21 de noviembre 2002 - 00:00

Cupones bursátiles

Hemos vivido firmando acuerdos con el FMI que se volvían desacuerdos, lo que daba origen a nuevos acuerdos, naturalmente vulnerados en escaso, o algo mayor, tiempo. Ha sido nuestra historia permanente en lo que hace a relaciones con acreedores externos. A finales del ajetreado año anterior surgió una corriente de rebeldía -de efímero gobierno, pero jalonando el acto con eufóricas muestras de un Congreso que hoy está intacto- y, casi de inmediato, un querer volver a la ruta de los acuerdos y de no irritar a los acreedores. Para pasarnos todo lo que va del año tirando fechas al vacío, sobre un nuevo acuerdo con entidades del organismo internacional. De pronto, una nueva muestra de querer sacudirnos ciertas imposiciones y bajo el paraguas de la frase: «No vamos a firmar cualquier cosa». En el tire y afloje, no se acierta a saber hasta dónde la Argentina se subordina a refrendar acuerdos con condiciones impuestas, o si llevará adelante la nueva cruzada de arribar a un desacuerdo. Todo esto en ebullición, por más que se busquen temporales acuerdos políticos y se disperse la imagen de que vamos camino a conciliar.
Sobre semejante piso movedizo se tienen que tomar decisiones en todos los niveles de la actividad económica y, obviamente, empresaria y financiera.

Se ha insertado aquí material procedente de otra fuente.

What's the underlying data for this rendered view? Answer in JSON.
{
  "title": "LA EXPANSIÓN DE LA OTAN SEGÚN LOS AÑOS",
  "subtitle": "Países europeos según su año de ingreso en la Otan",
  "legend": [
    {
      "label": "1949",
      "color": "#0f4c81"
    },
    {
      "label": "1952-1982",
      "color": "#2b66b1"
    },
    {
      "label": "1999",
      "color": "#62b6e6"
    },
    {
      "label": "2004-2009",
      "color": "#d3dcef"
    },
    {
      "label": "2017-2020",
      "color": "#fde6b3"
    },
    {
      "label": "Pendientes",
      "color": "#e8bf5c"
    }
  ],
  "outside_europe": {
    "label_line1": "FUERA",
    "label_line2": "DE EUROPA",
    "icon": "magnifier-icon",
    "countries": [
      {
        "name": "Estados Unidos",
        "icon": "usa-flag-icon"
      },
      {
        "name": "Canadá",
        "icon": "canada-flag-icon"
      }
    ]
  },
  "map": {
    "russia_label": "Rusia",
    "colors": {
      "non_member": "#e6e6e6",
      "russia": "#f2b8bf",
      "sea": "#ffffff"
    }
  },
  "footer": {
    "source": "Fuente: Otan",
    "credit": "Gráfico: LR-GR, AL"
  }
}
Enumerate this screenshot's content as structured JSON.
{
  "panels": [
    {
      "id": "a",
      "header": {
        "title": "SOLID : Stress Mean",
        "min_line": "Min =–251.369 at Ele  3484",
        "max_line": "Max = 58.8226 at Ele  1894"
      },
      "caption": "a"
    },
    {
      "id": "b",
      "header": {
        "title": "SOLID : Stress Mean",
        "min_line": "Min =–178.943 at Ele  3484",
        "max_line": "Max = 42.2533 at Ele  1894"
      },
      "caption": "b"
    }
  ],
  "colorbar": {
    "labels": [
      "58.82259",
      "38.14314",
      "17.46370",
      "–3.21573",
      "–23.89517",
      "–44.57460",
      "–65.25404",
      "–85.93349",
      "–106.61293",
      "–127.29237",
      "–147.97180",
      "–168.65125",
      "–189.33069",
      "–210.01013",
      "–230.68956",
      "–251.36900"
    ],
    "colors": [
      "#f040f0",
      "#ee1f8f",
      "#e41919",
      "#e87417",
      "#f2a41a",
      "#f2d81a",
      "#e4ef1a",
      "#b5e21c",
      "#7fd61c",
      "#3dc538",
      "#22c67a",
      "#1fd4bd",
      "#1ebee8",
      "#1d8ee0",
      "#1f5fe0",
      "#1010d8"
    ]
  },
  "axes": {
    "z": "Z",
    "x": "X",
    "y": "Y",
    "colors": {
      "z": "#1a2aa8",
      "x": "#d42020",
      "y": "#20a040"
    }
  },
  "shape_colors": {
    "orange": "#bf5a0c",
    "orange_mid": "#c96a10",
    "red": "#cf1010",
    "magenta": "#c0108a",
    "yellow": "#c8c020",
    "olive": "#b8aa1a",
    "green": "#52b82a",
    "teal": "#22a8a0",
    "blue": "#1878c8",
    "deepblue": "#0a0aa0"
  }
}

A todo esto, nuestra Bolsa reflejó solamente un día de cierta desazón -el jueves pasado, ante la sorpresa del no pago del compromiso grande-, para después encauzarse nuevamente por la senda de la ganancia de indicadores. Más que pisar un terreno movedizo, como si estuviera muy confiado el mercado en estar pisando sobre seguro. Cierto es que no hay capital grande en danza diaria de las ruedas, no hay mayores tentaciones de querer entrar en esa onda que representa las más optimista de cuantas señales se pueden aportar como signo favorable. Una Bolsa que suma y sigue, que ensaya repuntes de varios puntos por fecha en varios papeles líderes, que apenas retrocede y retoma el aliento para remontar la cuesta.

¿Es posible que la Bolsa vea lo que todavía es invisible a los ojos de la mayoría? ¿O que desafiando leyes básicas históricas de la actividad se haya constituido en la «isla» que siempre se ha desestimado; que no solamente sea espejo, sino la misma protagonista de la imagen; que no refleje apenas los efectos, sino que halle causas dentro de ella misma que la hagan sobreponer a toda razón contraria que la circunde? Un fenómeno que se sigue corporizando, a mes y medio del cierre del año, y que lleva sus cuentas en positivo añorando cotizaciones reales mucho más altas pero pertenecientes a un país que ya no está. A cuando pensar en todo lo que ha sucedido después sonaba a pesadilla y utopía. ¿Qué Bolsa, qué precios corresponderían a la zona que se está atravesando? He ahí la cuestión. A la que cada operador está contestando intuitivamente. ¿Pasó lo peor, como dice Duhalde? ¿O lo que venga, nos hará suspirar por esto?